I really really wish I could come up with a command line script way to issue a command that makes the computer reconnect to the wifi without human intervention of any kind, without so much as even a single ui password dialog, but that's not a distro specific thing. I use iwctl right now, it seems to be the most reliable and I've tried them all.
This isn't actually true. They offer both glibc and musl these days. Glibc is the normal one most Linux distros use. Musl doesn't work with some things, but is still desirable to some people for various reasons. Flatpak could be used to work around this, as it should pull in whatever libc that the program needs. Distrobox would also work. Though again this only applies of using the musl libc version.

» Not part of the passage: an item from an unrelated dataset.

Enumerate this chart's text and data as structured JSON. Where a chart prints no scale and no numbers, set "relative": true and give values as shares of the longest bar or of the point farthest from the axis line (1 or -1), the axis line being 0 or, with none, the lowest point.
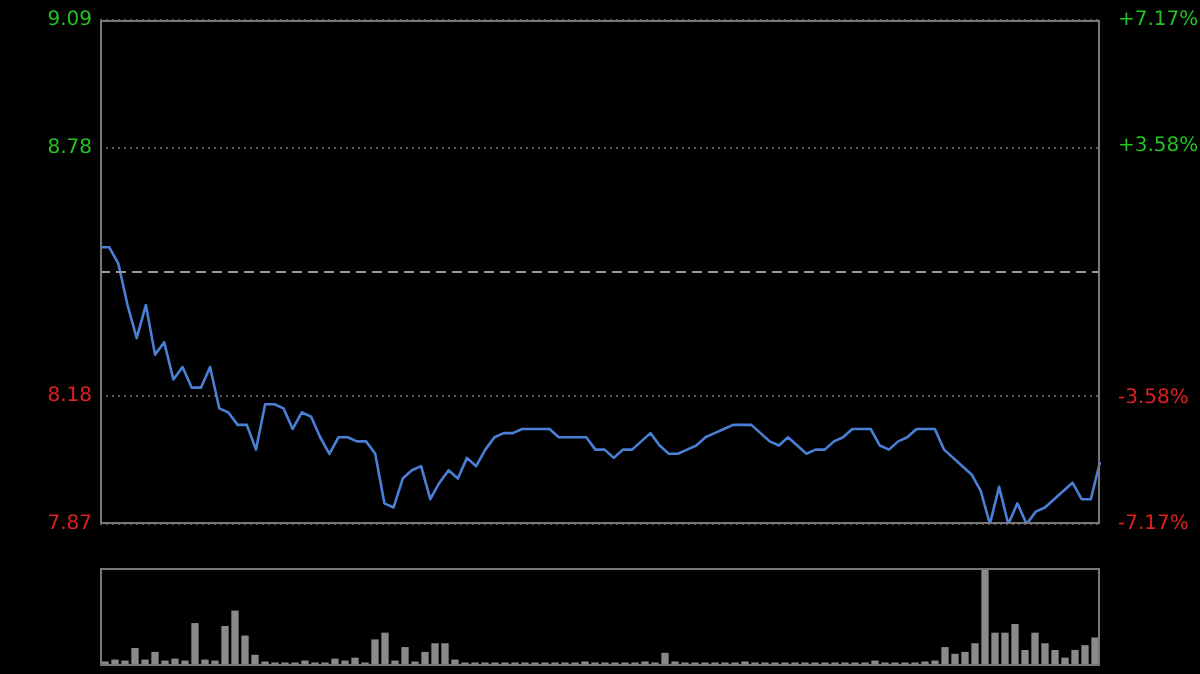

Another potential sore point is not using systemd init. There are some things dependant on systemd, though generally there are packages which act as a replacement for whatever systemd functionality is needed.
I still have no idea what's wrong with Voids fonts though. You are on your own there!
Try Endeavour OS. You only need to do ******* to turn Endeavour into Arch.
We all have different definitions of "working system". I call a first time boot into alpine linux (after installing docs and ditching busybox) or openbsd a fully working system.
10 minutes, that's the time i need to configure my system from A to Z, and after that all i do most of the time is updating it.
Yeah, it is obvious hyperbole.
Immediately get to work with Manjaro✅
until it violently shits itself
-native Arch, probably
Imagine using an arch based distro that dies on try using the AUR lol, why even bother?
1.It doesn't die
2.The issue is blown super out of proportion
3.Arch is more than AUR. It's a bleeding edge, very lightweight distro. And both characteristics go into Manjaro - granted, there's a two week review period and some stuff installed on top. At the end, you get a super snappy, super nice system with a lot of value added on top of it.
I'm a Linux noob, using Manjo for almost two years no prob One time an update needed manual intervention and I've fucked it up. But afaik on Arch this also happens so 🤷♂️
Endeavour does it for me.
No nonsense arch setup without any bells and whistles.
Yeah, I get that. I do, however, really like how FireDragon comes with a lot of the extension I'd like to use, and with searx as the default web search. It also takes almost no time to switch to a much better KDE layout as opposed to the seemingly script kiddie dr4a6onized default.
I wouldn’t use firedragon. It is a very outdated fork of librewolf, which is hardened even more. While librewolf is only a few days behind regular Firefox, firedragon sometimes is months behind making it a horrible choice for security.
Edit: seems to no longer be the case
You can't install FireDragon on any other Linux distribution?